In January 2018, NICE published a Medtech innovation briefing [MIB135] on the MammaTyper in Vitro Diagnostic Test. The technology described in this briefing is used for determining different molecular subtypes of breast cancer to decide on systemic therapy.
The MammaTyper (BioNTech Diagnostics GmbH) test is a molecular in vitro diagnostic test for the relative gene expression quantification of the genes ERBB2, ESR1, PGR and MKI67 in human breast cancer tissue. It is used as a diagnostic test on biopsy samples of invasive breast cancer tissue from surgical resection or pre-operative core needle biopsies. The test is based on reverse transcription quantitative real-time polymerase chain reaction (RT-qPCR). MammaTyper classifies breast cancer into 4 subtypes that have different treatments according to St Gallen (2017) guidelines:
- Luminal A-like (oestrogen receptor [ER]-positive and generally human epidermal growth receptor 2 [HER2]-negative); treated with endocrine therapy.
- Luminal B-like subdivided according to the ERBB2 expression into:HER2-positive (non-luminal); treated with anti-HER2 therapy and chemotherapy.
- luminal B-like (ER-negative and HER2-positive); treated with anti-HER2 therapy and chemotherapy
- luminal B-like (ER-positive and generally HER2-negative); treated with endocrine therapy.
- Triple-negative (generally ER, progesterone receptor [PR]- and HER2-negative); treated with chemotherapy.
The MammaTyper test uses a standard formalin-fixed paraffin-embedded (FFPE) biopsy sample, which is processed using RNXtract to extract ribonucleic acid (RNA). The sample is then run through a RT-qPCR machine with the MammaTyper test and controls supplied with the test.
MammaTyper measures ER and HER2 status on routinely collected FFPE material. It offers an objective, sensitive, and precise test, based on measuring the upregulation of genes on standard RT-qPCR equipment.
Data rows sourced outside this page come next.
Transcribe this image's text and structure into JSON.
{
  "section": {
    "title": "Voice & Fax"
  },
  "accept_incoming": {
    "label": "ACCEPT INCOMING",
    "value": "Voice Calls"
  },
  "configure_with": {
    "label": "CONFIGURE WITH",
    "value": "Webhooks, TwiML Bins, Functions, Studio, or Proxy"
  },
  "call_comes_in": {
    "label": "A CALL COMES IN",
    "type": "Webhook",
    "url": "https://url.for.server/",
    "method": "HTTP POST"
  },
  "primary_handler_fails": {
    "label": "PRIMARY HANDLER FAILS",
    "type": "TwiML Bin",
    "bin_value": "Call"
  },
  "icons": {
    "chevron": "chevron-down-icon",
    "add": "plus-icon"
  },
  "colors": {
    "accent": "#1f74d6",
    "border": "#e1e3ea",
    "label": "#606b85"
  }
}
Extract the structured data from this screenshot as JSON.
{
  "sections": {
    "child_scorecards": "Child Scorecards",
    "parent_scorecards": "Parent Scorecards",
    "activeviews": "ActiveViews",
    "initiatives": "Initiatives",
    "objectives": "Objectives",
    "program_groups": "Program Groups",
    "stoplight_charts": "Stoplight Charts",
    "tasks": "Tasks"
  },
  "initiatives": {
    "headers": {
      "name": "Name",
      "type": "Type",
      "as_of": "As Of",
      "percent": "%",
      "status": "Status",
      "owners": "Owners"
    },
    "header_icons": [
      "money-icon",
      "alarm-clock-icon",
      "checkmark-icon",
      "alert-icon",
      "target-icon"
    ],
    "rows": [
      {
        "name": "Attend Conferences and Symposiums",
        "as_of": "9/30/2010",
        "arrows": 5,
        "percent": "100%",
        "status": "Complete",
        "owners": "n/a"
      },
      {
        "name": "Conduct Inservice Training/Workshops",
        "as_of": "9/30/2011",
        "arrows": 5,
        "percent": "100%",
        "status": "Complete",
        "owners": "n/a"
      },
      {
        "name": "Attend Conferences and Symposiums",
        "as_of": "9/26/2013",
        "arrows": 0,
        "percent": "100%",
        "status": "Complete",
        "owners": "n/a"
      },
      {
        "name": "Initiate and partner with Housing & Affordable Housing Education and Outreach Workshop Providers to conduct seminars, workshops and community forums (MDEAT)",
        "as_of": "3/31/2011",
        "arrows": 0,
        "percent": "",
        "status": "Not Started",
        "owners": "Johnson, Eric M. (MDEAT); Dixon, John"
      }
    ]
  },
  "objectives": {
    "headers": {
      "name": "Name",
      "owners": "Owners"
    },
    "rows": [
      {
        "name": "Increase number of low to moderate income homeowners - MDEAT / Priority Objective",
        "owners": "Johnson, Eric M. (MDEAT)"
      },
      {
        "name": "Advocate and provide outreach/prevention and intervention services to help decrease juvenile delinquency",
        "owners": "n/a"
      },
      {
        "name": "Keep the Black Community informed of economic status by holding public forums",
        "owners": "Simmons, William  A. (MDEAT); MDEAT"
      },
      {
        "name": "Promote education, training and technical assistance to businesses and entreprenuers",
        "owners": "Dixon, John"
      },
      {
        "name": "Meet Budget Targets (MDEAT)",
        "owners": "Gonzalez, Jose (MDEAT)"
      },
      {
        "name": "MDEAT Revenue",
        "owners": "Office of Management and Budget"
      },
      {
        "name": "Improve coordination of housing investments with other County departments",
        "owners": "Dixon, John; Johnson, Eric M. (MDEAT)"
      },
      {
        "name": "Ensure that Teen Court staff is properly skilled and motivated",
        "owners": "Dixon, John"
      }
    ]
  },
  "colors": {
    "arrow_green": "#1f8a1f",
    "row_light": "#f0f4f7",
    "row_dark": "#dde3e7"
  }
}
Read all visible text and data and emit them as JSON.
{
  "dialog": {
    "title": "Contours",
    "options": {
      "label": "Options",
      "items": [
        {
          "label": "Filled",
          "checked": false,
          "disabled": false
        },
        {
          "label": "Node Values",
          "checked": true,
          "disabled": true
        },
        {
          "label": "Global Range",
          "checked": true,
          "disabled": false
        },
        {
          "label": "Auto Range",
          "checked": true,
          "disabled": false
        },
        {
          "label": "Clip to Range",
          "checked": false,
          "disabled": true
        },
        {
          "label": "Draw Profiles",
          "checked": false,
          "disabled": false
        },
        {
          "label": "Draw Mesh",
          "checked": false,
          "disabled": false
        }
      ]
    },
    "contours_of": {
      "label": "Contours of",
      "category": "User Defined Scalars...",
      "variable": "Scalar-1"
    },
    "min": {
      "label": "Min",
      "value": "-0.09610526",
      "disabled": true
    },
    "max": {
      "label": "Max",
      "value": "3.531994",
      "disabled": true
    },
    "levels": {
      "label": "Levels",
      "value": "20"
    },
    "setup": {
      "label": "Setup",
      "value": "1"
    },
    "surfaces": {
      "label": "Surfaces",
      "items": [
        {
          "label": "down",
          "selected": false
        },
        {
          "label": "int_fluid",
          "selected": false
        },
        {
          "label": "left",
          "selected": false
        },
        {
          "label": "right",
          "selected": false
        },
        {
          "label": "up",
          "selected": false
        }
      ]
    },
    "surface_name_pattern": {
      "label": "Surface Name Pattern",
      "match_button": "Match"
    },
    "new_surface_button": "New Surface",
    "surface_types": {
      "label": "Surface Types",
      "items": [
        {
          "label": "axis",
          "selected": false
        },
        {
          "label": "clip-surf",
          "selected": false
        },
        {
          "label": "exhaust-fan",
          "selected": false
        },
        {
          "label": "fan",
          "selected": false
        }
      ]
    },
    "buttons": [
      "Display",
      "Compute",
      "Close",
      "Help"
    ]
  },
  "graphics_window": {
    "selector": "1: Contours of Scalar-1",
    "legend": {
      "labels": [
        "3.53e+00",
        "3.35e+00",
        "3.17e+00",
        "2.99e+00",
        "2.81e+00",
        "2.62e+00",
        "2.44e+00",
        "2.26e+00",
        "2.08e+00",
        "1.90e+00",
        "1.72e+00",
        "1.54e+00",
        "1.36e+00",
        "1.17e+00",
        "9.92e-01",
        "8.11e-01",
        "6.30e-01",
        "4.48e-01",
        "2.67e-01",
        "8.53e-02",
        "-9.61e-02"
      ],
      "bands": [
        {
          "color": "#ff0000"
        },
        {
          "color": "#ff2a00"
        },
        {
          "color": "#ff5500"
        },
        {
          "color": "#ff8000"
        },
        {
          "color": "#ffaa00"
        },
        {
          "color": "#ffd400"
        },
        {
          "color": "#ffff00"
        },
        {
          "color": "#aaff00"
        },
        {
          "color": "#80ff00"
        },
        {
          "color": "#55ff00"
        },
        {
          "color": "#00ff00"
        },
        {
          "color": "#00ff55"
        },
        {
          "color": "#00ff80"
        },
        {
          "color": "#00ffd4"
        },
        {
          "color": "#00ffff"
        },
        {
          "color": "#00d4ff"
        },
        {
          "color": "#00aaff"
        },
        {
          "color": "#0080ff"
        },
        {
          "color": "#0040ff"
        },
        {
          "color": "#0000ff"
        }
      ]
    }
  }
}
It would be an alternative to immunohistochemistry (IHC), which is a subjective test that has no defined cut off and may have inter-observer and inter-laboratory variability for some measures, such as those relating to MKI67.
MammaTyper would be done in secondary care on a surgical resection of the breast cancer tissue (or the initial diagnostic core biopsy) so results are available to guide post-surgical chemotherapy or initial treatment. It would be used in the same place in the care pathway as IHC, to identify patients likely to have a low-risk subgroup of ER-positive luminal A-like or B-like disease and to avoid using chemotherapy in these groups. It would provide additional information on luminal B-like tumour subtypes that cannot be assessed using IHC. Luminal B-like tumour subtypes are associated with different prognoses and therapy recommendations. Knowing the luminal B-like subtype is designed to enable treatment to be optimised, which may avoid over- or under-treatment. Information about hormone-receptor status and ERBB2 expression can also be used to identify people for whom further multigene testing is not needed. This may avoid the unnecessary use of expensive multigene tests.
NICE is aware of the following CE-marked device that appears to fulfil a similar function as MammaTyper: IHC4 AQUA (Genoptix Inc) – assesses risk (low, intermediate, high) and subtype.
The main points from the evidence summarised in this briefing are from randomised controlled trials (RCTs) and diagnostic reproducibility studies (UK, US and Europe) including a total of 1,460 adults (1,138 evaluable tumour samples) with early-stage breast cancer in secondary care. It shows that MammaTyper is more effective than IHC in defining breast cancer subtype to guide chemotherapy.
Key uncertainties around the evidence include the need for further studies on clinical outcomes after MammaTyper-guided therapy and on the relative utility of MammaTyper compared with other gene-based tests.
The company state the price per patient of MammaTyper is 400 GBP, including RNXtract to extract RNA. It states that there is potential for preferential NHS pricing. The test can be run on a range of industry-standard RT-PCR devices and needs 45 minutes of technician time (about 16 GBP).
IHC tests are done using standard pathology laboratory techniques and cost about 152 GBP per test. This includes 30 to 45 minutes of a consultant pathologist's time to do the test (117 GBP), and the costs of consumables (35 GBP).
The MammaTyper test would add costs compared with the standard IHC test in initial testing and treatment of breast cancer. It has the potential to make resource savings in avoiding unnecessary chemotherapy, optimising treatment regimens and potentially avoiding the need for more expensive multigene testing. As MammaTyper is an objective test, it does not need expert histopathology clinicians to read the result, and so can release staff time.
MammaTyper test uses industry-standard RT-PCR machines (including Roche LightCycler, Versant kPCR Cycler, cobas z480 Analyzer and others) and is done on routine clinical samples such as FFPE material, so additional training is not needed.
The test runs on a range of standard PCR devices and would need no changes to infrastructure beyond buying the relevant technology.